Such experiments often appear as human factors
studies investigating some aspect in system design or use. Typically,
a large group of individuals (e.g., students or industrial programmers)
work at some task for several hours, leading to data being collected
on this task. A relatively small objective is identified and all
variables are fixed except for the control method being modified.
Personnel are often randomized from a homogeneous pool of subjects,
duration of the experiment is fixed, and as many variables as
possible are monitored.
Like the replicated experiment, it can be used
to obtain a high degree of statistical validity, but even more
than the replicated experiment, the artificial experimental setting
of the experiment (e.g., classroom or laboratory) may perturb
the results to make their applicability to an industrial setting
very suspect.
Because the objectives of such experiments
are often limited, the relevance of transferring the results
of such experiments to industry may be limited.
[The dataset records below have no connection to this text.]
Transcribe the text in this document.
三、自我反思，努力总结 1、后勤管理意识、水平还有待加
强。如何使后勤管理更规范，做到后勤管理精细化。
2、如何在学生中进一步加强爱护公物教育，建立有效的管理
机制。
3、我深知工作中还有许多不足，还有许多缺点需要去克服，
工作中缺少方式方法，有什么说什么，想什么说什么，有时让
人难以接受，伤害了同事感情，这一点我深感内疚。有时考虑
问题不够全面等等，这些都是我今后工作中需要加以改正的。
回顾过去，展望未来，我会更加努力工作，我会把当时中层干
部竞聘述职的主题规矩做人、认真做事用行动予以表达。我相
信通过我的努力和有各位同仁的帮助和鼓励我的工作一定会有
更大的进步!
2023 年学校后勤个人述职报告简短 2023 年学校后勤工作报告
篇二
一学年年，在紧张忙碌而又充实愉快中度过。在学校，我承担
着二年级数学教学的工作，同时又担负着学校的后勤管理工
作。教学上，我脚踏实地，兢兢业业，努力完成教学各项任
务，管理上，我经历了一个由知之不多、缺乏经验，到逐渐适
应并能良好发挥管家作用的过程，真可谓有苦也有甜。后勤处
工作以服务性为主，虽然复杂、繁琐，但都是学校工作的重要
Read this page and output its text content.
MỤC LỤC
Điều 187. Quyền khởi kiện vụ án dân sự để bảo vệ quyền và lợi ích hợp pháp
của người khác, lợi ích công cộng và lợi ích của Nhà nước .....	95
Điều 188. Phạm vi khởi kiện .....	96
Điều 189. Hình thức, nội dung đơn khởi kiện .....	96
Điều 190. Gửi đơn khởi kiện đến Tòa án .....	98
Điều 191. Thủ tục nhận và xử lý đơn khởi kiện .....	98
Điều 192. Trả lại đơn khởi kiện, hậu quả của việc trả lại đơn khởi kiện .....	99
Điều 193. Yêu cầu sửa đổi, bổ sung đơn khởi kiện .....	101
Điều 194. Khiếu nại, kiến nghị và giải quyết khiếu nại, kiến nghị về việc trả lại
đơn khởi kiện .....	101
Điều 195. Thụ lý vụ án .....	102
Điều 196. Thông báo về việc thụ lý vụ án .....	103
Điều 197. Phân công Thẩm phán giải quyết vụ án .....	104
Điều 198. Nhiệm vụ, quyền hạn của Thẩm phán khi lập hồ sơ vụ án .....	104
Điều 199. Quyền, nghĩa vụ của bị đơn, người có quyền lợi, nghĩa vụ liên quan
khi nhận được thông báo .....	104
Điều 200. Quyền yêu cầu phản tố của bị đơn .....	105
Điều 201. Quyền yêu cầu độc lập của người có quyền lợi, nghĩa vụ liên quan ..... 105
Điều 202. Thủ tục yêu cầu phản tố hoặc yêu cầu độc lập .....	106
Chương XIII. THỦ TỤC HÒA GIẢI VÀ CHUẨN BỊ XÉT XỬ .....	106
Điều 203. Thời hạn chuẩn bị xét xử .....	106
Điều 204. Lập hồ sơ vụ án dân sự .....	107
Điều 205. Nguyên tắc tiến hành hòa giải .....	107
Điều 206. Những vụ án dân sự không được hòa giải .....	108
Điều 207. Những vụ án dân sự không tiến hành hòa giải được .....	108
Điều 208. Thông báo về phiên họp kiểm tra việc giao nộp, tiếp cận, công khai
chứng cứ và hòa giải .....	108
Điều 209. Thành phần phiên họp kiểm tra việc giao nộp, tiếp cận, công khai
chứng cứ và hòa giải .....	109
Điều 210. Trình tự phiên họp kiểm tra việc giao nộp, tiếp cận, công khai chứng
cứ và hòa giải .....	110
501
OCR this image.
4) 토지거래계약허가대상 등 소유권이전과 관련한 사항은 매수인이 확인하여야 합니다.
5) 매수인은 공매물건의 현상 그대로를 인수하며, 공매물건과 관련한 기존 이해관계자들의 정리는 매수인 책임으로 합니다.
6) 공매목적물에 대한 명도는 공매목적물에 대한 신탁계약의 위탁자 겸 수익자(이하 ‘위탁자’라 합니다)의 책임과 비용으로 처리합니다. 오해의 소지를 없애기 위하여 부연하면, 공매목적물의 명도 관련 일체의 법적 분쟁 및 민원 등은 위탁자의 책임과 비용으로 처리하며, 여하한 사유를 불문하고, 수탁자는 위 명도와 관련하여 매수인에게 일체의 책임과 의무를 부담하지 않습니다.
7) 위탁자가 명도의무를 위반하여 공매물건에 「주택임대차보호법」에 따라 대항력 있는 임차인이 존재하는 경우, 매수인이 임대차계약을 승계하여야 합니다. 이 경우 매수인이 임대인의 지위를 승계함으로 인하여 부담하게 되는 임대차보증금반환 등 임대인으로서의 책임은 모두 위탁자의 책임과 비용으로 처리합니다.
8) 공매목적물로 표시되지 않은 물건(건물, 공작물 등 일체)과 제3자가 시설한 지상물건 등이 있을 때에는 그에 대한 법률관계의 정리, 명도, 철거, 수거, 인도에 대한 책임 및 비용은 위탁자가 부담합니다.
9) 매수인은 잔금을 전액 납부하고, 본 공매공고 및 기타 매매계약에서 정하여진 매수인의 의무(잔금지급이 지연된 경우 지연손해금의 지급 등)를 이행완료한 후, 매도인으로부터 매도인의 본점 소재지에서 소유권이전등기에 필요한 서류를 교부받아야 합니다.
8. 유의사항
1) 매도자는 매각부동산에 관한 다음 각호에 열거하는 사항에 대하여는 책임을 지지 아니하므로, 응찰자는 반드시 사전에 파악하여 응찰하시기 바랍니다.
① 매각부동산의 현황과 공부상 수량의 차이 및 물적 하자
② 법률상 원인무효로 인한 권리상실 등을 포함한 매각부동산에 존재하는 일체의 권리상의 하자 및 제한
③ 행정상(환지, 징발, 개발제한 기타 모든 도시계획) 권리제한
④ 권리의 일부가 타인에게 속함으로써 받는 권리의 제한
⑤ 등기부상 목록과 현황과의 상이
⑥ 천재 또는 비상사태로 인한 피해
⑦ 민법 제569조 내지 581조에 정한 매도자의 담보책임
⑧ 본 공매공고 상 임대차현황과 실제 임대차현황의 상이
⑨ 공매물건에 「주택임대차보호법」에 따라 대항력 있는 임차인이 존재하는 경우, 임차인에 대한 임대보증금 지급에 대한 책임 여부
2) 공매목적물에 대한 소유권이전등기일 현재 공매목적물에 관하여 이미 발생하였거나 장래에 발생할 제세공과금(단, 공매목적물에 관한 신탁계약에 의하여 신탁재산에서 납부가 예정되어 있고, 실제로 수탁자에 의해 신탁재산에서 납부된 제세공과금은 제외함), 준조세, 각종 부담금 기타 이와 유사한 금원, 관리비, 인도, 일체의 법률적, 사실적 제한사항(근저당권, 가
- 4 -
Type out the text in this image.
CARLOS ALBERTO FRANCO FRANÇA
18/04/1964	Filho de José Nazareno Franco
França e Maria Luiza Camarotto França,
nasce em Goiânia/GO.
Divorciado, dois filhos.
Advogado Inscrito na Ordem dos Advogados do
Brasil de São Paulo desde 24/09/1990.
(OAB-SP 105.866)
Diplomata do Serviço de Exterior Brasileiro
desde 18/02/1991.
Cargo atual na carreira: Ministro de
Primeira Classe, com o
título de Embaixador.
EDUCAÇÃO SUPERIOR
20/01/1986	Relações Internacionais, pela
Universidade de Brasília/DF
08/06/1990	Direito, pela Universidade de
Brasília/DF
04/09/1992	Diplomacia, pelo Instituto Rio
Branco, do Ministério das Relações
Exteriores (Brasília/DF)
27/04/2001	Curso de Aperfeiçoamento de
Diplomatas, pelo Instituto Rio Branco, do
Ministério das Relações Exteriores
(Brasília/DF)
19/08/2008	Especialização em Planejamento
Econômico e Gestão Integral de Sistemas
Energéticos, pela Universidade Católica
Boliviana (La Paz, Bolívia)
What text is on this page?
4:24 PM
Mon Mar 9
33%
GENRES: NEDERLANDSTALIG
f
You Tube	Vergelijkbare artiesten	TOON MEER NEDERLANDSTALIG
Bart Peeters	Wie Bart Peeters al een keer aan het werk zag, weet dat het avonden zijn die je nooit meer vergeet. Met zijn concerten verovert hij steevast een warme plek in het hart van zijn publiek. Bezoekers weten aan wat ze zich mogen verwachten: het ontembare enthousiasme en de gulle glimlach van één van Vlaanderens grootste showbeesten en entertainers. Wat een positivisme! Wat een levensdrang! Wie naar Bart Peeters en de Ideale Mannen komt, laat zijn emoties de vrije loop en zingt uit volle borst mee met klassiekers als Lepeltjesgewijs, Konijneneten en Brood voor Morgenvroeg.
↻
In this case
it is not clear that the experimental design relates to the environment
that already exists in industry. So we may end up with valid
statistics of an experimental setup for a method that may not
be applicable.
Dynamic Analysis.
The controlled methods we have so far discussed generally evaluate
the development process. We can also look at controlled methods
that execute the product. We call these dynamic analysis methods.
The given product is either modified or executed
under carefully controlled situations in order to extract information
on using the product. Techniques that employ scripts of specific
scenarios or which modify the source program of the product itself
in order to be able to extract information while the program
executes are both examples of this method. Benchmarking
occurs when a common script is used to evaluate several products
that have the same functionality in order to compare the performance
of each.
Simulation.
We can evaluate a technology by executing the product using a
model of the real environment. We hypothesize, or predict, how
the real environment will react to the new technology. If we
can model the behavior of the environment for certain variables,
we often can ignore other harder-to-obtain variables and obtain
results more readily using a simulated environment rather than
real data.
By ignoring extraneous variables, a simulation is often easier, faster, and less expensive to run than the full product in the real environment (i.e., the dynamic analysis method).
Several other frameworks for experimentation
have been proposed. Basili [2] calls an experiment in vivo,
at a development location, or in vitro, in an isolated
controlled setting (e.g., in a laboratory). A project may involve
one team of developers or multiple teams, and an experiment may
involve one project or multiple projects. This permits 8 different
experiment classifications. Our case study, for example, would
be an in vivo experiment involving one team and one project. The
synthetic study, on the other hand, is often a multiple team blocked
(multiple individuals in most cases) in vitro study involving
one project.
Kitchenham [5] considers experiments as: quantitative
experiments to identify measurable benefits of using a method
or tool; a qualitative experiments to assess the features
provided by a method or tool (e.g., the usability and effectiveness
of a required feature, training requirements); and benchmarking
where a number of standard tests are run against alternative technologies
in order to assess their relative performance.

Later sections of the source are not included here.